Due to the recent and continuing economic downturn, not just in the US but also elsewhere in the world, Americans are trying to move away from very sophisticated life insurance products. One example of this is the term life insurance. This type of life insurance covers the insured for a specific period of time, called a ‘term’ in industry parlance. Term life insurance works by ensuring that the insured’s beneficiaries are paid the coverage of the insurance when the policy holder dies within the term covered. This is usually the cheapest form of life insurance available in the US market.

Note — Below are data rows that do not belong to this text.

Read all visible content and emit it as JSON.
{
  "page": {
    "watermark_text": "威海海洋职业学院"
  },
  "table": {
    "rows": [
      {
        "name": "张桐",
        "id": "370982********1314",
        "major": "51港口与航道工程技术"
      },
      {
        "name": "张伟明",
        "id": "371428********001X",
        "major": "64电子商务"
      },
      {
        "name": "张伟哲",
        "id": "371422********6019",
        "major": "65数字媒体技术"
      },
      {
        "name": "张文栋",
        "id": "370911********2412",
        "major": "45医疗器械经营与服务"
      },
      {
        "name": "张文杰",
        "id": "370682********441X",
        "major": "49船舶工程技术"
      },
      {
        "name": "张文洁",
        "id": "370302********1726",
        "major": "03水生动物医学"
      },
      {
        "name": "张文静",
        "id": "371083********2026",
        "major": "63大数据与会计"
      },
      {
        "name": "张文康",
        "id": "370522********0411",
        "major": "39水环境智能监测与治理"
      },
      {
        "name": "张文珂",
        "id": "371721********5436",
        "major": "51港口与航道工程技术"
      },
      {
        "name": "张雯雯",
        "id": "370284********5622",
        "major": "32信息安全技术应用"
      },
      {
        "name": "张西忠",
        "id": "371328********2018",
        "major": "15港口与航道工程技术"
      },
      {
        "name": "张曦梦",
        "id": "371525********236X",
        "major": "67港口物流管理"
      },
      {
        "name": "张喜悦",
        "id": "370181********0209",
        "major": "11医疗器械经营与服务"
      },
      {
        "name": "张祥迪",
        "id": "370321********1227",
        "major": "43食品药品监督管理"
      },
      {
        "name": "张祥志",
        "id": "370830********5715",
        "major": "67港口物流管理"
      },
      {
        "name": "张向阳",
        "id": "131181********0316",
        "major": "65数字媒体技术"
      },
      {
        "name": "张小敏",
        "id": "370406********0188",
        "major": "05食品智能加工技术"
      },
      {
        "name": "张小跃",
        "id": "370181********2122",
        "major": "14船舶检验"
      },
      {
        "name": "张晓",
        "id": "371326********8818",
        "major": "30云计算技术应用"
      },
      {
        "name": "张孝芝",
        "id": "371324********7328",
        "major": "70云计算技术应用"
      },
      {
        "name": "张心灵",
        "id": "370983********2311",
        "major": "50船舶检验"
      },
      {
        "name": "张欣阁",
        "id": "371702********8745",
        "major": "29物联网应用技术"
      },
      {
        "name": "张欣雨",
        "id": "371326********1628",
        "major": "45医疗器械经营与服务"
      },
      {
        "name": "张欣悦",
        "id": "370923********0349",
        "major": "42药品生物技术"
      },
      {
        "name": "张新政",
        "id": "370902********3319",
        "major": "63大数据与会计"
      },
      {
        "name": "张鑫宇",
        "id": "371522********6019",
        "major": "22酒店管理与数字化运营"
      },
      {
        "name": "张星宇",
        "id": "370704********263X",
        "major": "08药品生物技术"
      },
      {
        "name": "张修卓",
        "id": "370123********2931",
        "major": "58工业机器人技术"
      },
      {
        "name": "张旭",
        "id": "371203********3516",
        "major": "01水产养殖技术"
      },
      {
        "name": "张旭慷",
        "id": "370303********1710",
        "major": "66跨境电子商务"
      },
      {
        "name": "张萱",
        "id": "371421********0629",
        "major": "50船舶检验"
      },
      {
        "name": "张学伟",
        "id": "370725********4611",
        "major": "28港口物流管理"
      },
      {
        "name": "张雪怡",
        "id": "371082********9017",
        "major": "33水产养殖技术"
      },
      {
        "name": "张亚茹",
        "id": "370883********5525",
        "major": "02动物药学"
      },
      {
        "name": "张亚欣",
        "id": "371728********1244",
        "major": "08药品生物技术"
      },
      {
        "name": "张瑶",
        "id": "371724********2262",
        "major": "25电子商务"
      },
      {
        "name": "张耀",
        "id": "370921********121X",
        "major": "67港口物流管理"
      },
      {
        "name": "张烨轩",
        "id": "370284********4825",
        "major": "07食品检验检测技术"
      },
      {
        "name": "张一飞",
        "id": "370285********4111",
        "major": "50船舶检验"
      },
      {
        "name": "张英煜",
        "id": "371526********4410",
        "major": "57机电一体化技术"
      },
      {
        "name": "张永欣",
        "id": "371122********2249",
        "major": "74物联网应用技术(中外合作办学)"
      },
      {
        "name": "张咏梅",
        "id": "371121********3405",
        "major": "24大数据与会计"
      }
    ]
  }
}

The simplest example of a term life insurance is one that is bought for a period of one year, in which the premium paid by the insured is computed based on the probability of that person dying within one year. One downside to this type of insurance is that the insured must always renew the insurance policy, since if he or she dies even at least one day after the insurance expires, his beneficiaries will not receive anything. Another not-so-good characteristic of a term life insurance is the difficulties that the insured may encounter in renewing the policy, where the insured’s probability of dying may have increased during the coverage period of the term life insurance. In this context, the insurer may refuse the renewal of the policy as it may deem the insured “uninsurable”; an example of which may be in an individual diagnosed of a terminal illness, but is projected to survive past the period of his term life insurance.